William M. Hamlin teaches Renaissance literature at Washington State University. Raised in northern Idaho, he attended Carleton College in Minnesota, where he studied philosophy and anthropology. After spending several years working at odd jobs in Vermont and New York, he returned to the Northwest and earned a doctorate in English at the University of Washington.

 Mr. Hamlin’s first book, The Image of America in Montaigne, Spenser, and Shakespeare (St. Martin’s Press, 1995), examines the ways in which early ethnographic accounts of New World cultures influenced Renaissance literary creation, particularly in the works of three canonical writers. More recently he has published a second book, Tragedy and Scepticism in Shakespeare’s England (Palgrave Macmillan, 2005). Canvassing the reception and literary appropriation of ancient scepticism in Elizabethan and Jacobean England, this study concentrates on the functions of doubt in major plays by Marlowe, Shakespeare, Cary, Webster, Middleton and Ford. Hamlin has also written more than fifty essays and reviews on a wide range of topics, and he has held research fellowships from the National Endowment for the Humanities, the British Academy, the Huntington Library, and the Renaissance Society of America.

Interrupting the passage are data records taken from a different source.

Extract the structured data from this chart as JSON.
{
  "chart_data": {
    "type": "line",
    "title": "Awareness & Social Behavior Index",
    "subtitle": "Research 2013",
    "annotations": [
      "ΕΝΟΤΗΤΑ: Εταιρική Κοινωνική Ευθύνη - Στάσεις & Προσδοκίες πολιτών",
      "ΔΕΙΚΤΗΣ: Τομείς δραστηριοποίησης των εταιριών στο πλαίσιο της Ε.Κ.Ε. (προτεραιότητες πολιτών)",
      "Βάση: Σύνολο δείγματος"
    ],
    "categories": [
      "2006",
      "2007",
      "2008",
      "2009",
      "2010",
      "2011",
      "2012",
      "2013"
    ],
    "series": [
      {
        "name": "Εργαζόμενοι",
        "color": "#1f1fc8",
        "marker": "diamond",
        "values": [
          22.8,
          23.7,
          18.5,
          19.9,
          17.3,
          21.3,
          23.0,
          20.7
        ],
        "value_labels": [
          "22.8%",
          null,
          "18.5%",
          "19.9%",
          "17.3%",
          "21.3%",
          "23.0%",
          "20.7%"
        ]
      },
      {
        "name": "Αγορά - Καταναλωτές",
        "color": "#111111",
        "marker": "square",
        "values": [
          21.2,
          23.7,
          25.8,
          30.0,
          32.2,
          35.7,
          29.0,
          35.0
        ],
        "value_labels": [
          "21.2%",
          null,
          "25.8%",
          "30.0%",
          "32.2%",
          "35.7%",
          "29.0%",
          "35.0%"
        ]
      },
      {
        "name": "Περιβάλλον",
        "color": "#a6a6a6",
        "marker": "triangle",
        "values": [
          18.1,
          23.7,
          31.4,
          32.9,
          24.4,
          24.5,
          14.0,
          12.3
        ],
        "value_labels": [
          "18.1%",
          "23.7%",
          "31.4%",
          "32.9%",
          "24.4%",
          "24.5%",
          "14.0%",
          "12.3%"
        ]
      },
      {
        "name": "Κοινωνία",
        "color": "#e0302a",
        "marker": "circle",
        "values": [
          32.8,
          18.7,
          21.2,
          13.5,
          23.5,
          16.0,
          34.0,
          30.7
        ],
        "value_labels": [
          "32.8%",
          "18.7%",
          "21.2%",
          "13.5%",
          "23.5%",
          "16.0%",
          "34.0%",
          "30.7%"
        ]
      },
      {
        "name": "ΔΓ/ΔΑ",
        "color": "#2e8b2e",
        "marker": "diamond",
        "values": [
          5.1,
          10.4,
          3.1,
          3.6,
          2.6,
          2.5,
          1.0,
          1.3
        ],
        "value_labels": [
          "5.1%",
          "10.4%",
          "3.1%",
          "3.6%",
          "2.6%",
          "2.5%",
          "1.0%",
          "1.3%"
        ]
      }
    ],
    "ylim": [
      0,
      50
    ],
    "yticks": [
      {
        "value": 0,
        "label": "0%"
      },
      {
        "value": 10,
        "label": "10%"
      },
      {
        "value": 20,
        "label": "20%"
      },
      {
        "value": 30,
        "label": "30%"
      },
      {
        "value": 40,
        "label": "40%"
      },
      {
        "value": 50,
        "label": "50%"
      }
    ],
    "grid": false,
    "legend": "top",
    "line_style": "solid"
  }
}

During the tenure of his Guggenheim Fellowship, Mr. Hamlin will devote his time to a project tentatively entitled Montaigne’s English Journey. A study of the reception of Montaigne’s Essays in seventeenth-century England, this project involves several interrelated tasks: examining the genesis, influence, and literary appropriation of John Florio’s English translation of Montaigne; investigating manuscript materials (diaries, letters, study notes, marginalia, commonplace books, etc.) that allude to or draw upon Montaignean thought; and identifying, describing, and explaining major patterns in the overall English response to Montaigne – both in manuscript and in print. Ultimately William Hamlin hopes to make contributions not only to Montaigne studies and English literary scholarship, but to the history of early modern reading.